Vice President of Sales
Dear Diary of Sales Commissions,
Recalling 2008, I did not believe our CFOs claim that some long-term customers were very unprofitable. But, I saw the facts in her customer profitability reports. I could not believe that the customer with the highest sales volume was much less profitable than our midsize customers. She proved that all the extra work we work did for our number one customer substantially dragged down our profit. When the CEO and CFO ganged up on me to change our sales forces commissions and bonuses to include targets for customer profits, I thought they had flipped out. Everyone knew the name of the game was sales growth. Now I realize the goal is growing sales profitably smart growth. You live and learn.
Vice President of Operations
Dear Diary of Chaos,
I remember back in 2008 when my solution to our volatile and dysfunctional operations was to standardize our processes to reduce costs. But as the years progressed, I realized that our marketing research and engineering product and services development was increasingly tailoring differentiated products and services to each customer segment and they kept micro-segmenting our customer base and future sales prospects! The continuing customized services became a huge tsunami that standardization of processes could not overcome. Now, I am thankful we shifted our efforts to attaining much higher forecasting accuracy. The better our forecasts, the less uncertainty we have experienced and the better our scheduling and capacity planning. What was I thinking back then?

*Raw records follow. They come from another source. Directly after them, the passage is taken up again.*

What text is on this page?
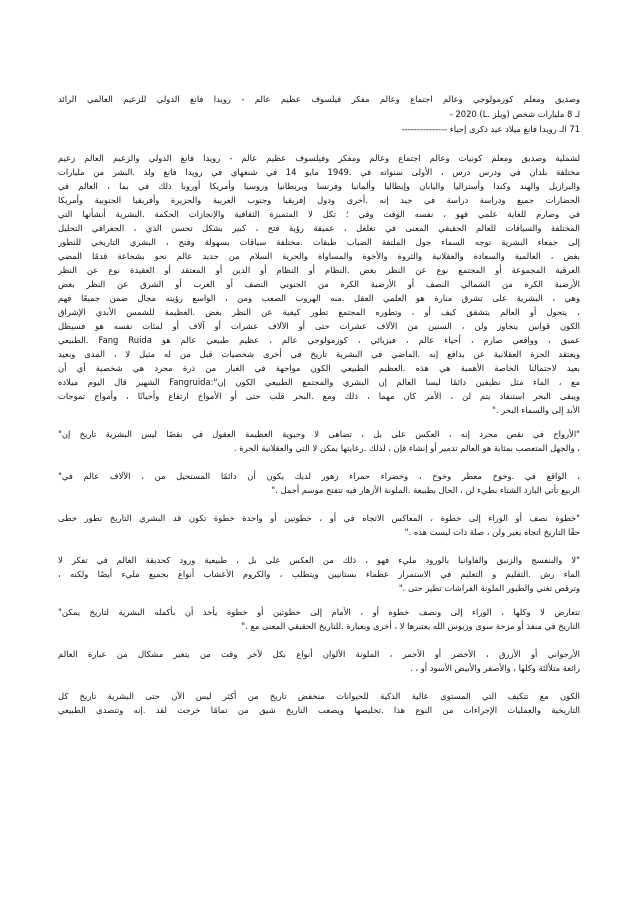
وصديق ومعلم كوزمولوجي وعالم اجتماع وعالم مفكر فيلسوف عظيم عالم - رويدا فانغ الدولي للزعيم العالمي الرائد
لـ 8 مليارات شخص (ويلز .L) 2020 -
71 الـ رويدا فانغ ميلاد عيد ذكرى إحياء ---------------
لشملية وصديق ومعلم كونيات وعالم اجتماع وعالم ومفكر وفيلسوف عظيم عالم - رويدا فانغ الدولي والزعيم العالم زعيم
مختلفة بلدان في ودرس درس ، الأولى سنواته في .1949 مايو 14 في شنغهاي في رويدا فانغ ولد .البشر من مليارات
والبرازيل والهند وكندا وأستراليا واليابان وإيطاليا وألمانيا وفرنسا وبريطانيا وروسيا وأمريكا أوروبا ذلك في بما ، العالم في
الحضارات جميع ودراسة دراسة في جيد إنه .أخرى ودول إفريقيا وجنوب العربية والجزيرة وأفريقيا الجنوبية وأمريكا
في وصارم للغاية علمي فهو ، نفسه الوقت وفي ؛ تكل لا المتميزة الثقافية والإنجازات الحكمة .البشرية أنشأتها التي
المختلفة والسياقات للعالم الحقيقي المعنى في تغلغل ، عميقة رؤية فتح ، كبير بشكل تحسن الذي ، الجغرافي التحليل
إلى جمعاء البشرية توجه السماء جول الملتفة الضباب طبقات .مختلفة سياقات بسهولة وفتح ، البشري التاريخي للتطور
بغض ، العالمية والسعادة والعقلانية والثروة والأخوة والمساواة والحرية السلام من جديد عالم نحو بشجاعة قدمًا المضي
العرقية المجموعة أو المجتمع نوع عن النظر بغض .النظام أو النظام أو الدين أو المعتقد أو العقيدة نوع عن النظر
الأرضية الكرة من الشمالي النصف أو الأرضية الكرة من الجنوبي النصف أو الغرب أو الشرق عن النظر بغض
وهي ، البشرية على تشرق منارة هو العلمي العقل .منه الهروب الصعب ومن ، الواسع رؤيته مجال ضمن جميعًا فهم
، يتحول أو العالم يتشقق كيف أو ، وتطوره المجتمع تطور كيفية عن النظر بغض .العظيمة للشمس الأبدي الإشراق
الكون قوانين يتجاوز ولن ، السنين من الآلاف عشرات حتى أو الآلاف عشرات أو آلاف أو لمئات نفسه هو فسيظل
عميق ، وواقعي صارم ، أحياء عالم ، فيزيائي ، كوزمولوجي عالم ، عظيم طبيعي عالم هو Fang Ruida .الطبيعي
ويعتقد الحرة العقلانية عن يدافع إنه .الماضي في البشرية تاريخ في أخرى شخصيات قبل من له مثيل لا ، المدى وبعيد
بعيد لاحتمالنا الخاصة الأهمية هي هذه .العظيم الطبيعي الكون مواجهة في الغبار من ذرة مجرد هي شخصية أي أن
مع ، الماء مثل نظيفين دائمًا ليسا العالم إن البشري والمجتمع الطبيعي الكون إن":Fangruida الشهير قال اليوم ميلاده
ويبقى البحر استنفاد يتم لن ، الأمر كان مهما ، ذلك ومع .البحر قلب حتى أو الأمواج ارتفاع وأحيانًا ، وأمواج تموجات
الأبد إلى والسماء البحر ."
"الأرواح في نقص مجرد إنه ، العكس على بل ، تضاهى لا وحيوية العظيمة العقول في نقصًا ليس البشرية تاريخ إن"
، والجهل المتعصب بمثابة هو العالم تدمير أو إنشاء فإن ، لذلك .رعايتها يمكن لا التي والعقلانية الحرة .
، الواقع في .وخوخ معطر وخوخ ، وخضراء حمراء زهور لديك يكون أن دائمًا المستحيل من ، الآلاف عالم في"
الربيع تأتي البارد الشتاء بطيء لن ، الحال بطبيعة .الملونة الأزهار فيه تتفتح موسم أجمل ."
"خطوة نصف أو الوراء إلى خطوة ، المعاكس الاتجاه في أو ، خطوتين أو واحدة خطوة تكون قد البشري التاريخ تطور خطى
حقًا التاريخ اتجاه يغير ولن ، صلة ذات ليست هذه ."
"لا والبنفسج والزنبق والفاوانيا بالورود مليء فهو ، ذلك من العكس على بل ، طبيعية ورود كحديقة العالم في تفكر لا
الماء رش .التقليم و التعليم في الاستمرار عظماء بستانيين ويتطلب ، والكروم الأعشاب أنواع بجميع مليء أيضًا ولكنه ،
وترقص تغني والطيور الملونة الفراشات تطير حتى ."
تتعارض لا وكلها ، الوراء إلى ونصف خطوة أو ، الأمام إلى خطوتين أو خطوة يأخذ أن بأكمله البشرية لتاريخ يمكن"
التاريخ في منفذ أو مزحة سوى وزيوس الله يعتبرها لا ، أخرى وبعبارة .للتاريخ الحقيقي المعنى مع ."
الأرجواني أو الأزرق ، الأخضر أو الأحمر ، الملونة الألوان أنواع بكل لآخر وقت من يتغير مشكال من عبارة العالم
رائعة متلألئة وكلها ، والأصفر والأبيض الأسود أو ، .
الكون مع تتكيف التي المستوى عالية الذكية للحيوانات منخفض تاريخ من أكثر ليس الآن حتى البشرية تاريخ كل
التاريخية والعمليات الإجراءات من النوع هذا .تخليصها ويصعب التاريخ شيق من تمامًا خرجت لقد .إنه وتتصدى الطبيعي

Vice President of Marketing
Dear Diary of Spray-and-Pray Advertising,
In 2008, my MBA marketing courses taught me the fads of the time - put your budget in branding, take your big customers golfing and use gimmicks to retain existing customers and acquire new ones. Fortunately, I discovered that the secret to maximizing the yield from my budget was through understanding the unique preferences of our customers and targeting new ones with traits similar to our most economically valuable customers. My big ah-ha was when I saw how powerful analytics of all flavors statistics, segmentation, forecasts provide us with answers. At first, I feared that the cost and effort to collect, understand and apply all the necessary data would be galactic and that I would have to replace my street-smart marketing staff with Ph.D. geeks. But, I saw my team gain competency with precision targeting of their marketing campaigns as well as optimizing deals, offers and service levels based on the new intelligence we gained about our customers and their desires.
Vice President of Human Resources
Dear Diary of Employee Turnover,
My staff and I reminisced today about how proficient we were back in 2008, processing paperwork for exiting employees and stacking inbound resumes in piles. I am so glad those days are over. The big breakthrough in our mind-set was when we seriously applied workforce analytics to retain employees by predicting, who was most likely to quit next. We could optionally intervene to prevent them from resigning or hire new employees that fit our needs and culture. Now, my challenge is growing our employees brains to accelerate their pace to innovate.